For at six months to a year after the release of the GeForce3 and Radeon 8500 cards, there was no industry-standard pixel/vertex shader for either.

I wonder why when one major player is asking for licensing fees in OpenGL

OpenGL Programmable Shading
David Kirk reaffirmed NVIDIA's committment to extending OpenGL for the good of the whole community. They got off on a bad foot with some of the legal positioning on NV_vertex_program, and would now like to offer the extension to the ARB free of any encumbrances or conditions, in contrast to the previous position.

Bimal asked if the previous constraint on adopting the extension only without changes still applied. David says that as we move away from features to programmability, NVIDIA is focusing on the processor instruction set. They'd resist changes which made the extension incapable of running on their platform, but would be more receptive to other changes. Going forward, use will be made less restrictive; IP does underlie the extension, but

http://www.opengl.org/developers/about/arb/notes/meeting_note_2001-09-11.html
 
The only problem is, at least as far as I can see, RenderMonkey and Cg are fundamentally different. Rendermonkey uses the Renderman language, while Cg uses a HLSL based on C.

I don't know what DX uses, but I do know that the OpenGL HLSL is also based on C, and that it is not impossible for the two to converge before release (I just don't know whether or not it will happen).
 
Chalnoth said:
The only problem is, at least as far as I can see, RenderMonkey and Cg are fundamentally different. Rendermonkey uses the Renderman language, while Cg uses a HLSL based on C.
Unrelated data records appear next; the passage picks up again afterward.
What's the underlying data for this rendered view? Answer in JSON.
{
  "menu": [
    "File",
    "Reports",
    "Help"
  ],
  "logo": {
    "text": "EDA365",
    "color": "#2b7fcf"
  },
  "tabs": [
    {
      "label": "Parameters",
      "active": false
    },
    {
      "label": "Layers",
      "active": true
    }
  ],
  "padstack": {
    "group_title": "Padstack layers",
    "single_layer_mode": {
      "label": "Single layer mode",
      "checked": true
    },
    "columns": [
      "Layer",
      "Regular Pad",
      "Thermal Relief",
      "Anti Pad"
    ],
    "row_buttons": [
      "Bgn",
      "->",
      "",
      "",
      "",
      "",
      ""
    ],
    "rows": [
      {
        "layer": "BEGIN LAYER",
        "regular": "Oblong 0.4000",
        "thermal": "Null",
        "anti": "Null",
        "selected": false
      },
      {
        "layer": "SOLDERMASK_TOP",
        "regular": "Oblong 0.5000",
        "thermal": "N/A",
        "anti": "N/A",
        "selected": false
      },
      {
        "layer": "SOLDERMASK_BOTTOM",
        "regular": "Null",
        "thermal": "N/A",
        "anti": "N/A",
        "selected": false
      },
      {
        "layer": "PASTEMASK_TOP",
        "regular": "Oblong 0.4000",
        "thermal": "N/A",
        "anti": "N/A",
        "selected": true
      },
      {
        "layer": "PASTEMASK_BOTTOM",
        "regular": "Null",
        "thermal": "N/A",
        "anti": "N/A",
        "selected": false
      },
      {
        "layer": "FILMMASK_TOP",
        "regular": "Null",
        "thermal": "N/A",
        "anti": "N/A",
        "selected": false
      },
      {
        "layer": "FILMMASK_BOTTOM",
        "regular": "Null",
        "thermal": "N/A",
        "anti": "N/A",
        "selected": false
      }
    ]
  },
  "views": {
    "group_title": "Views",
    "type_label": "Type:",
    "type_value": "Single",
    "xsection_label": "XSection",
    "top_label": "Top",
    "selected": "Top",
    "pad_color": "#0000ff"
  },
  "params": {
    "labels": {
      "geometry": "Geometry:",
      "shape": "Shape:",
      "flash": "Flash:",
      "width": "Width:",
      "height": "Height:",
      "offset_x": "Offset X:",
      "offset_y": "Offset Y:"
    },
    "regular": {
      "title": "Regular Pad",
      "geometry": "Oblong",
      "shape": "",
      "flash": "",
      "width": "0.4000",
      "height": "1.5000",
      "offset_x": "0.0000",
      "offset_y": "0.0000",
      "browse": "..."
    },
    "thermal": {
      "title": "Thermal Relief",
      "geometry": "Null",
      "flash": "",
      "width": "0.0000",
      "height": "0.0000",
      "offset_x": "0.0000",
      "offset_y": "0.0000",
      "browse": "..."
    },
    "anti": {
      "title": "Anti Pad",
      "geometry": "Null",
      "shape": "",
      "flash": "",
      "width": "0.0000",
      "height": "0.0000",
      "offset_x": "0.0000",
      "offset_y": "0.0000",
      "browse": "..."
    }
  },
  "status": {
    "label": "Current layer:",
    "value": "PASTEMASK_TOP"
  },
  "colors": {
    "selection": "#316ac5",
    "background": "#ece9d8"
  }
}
Rendermonkey uses by default DX9 HLSL (C-like), Renderman or OGL 2.0 HLSL in the future. It is plugin based and can work with ANY language.
 
Mephisto said:
Rendermonkey uses by default DX9 HLSL (C-like), Renderman or OGL 2.0 HLSL in the future. It is plugin based and can work with ANY language.

Well, then, I guess Rendermonkey couldn't be considered a language, but a development tool, similar to nVidia's NVEffectsBrowser, I imagine (though it does appear more capable).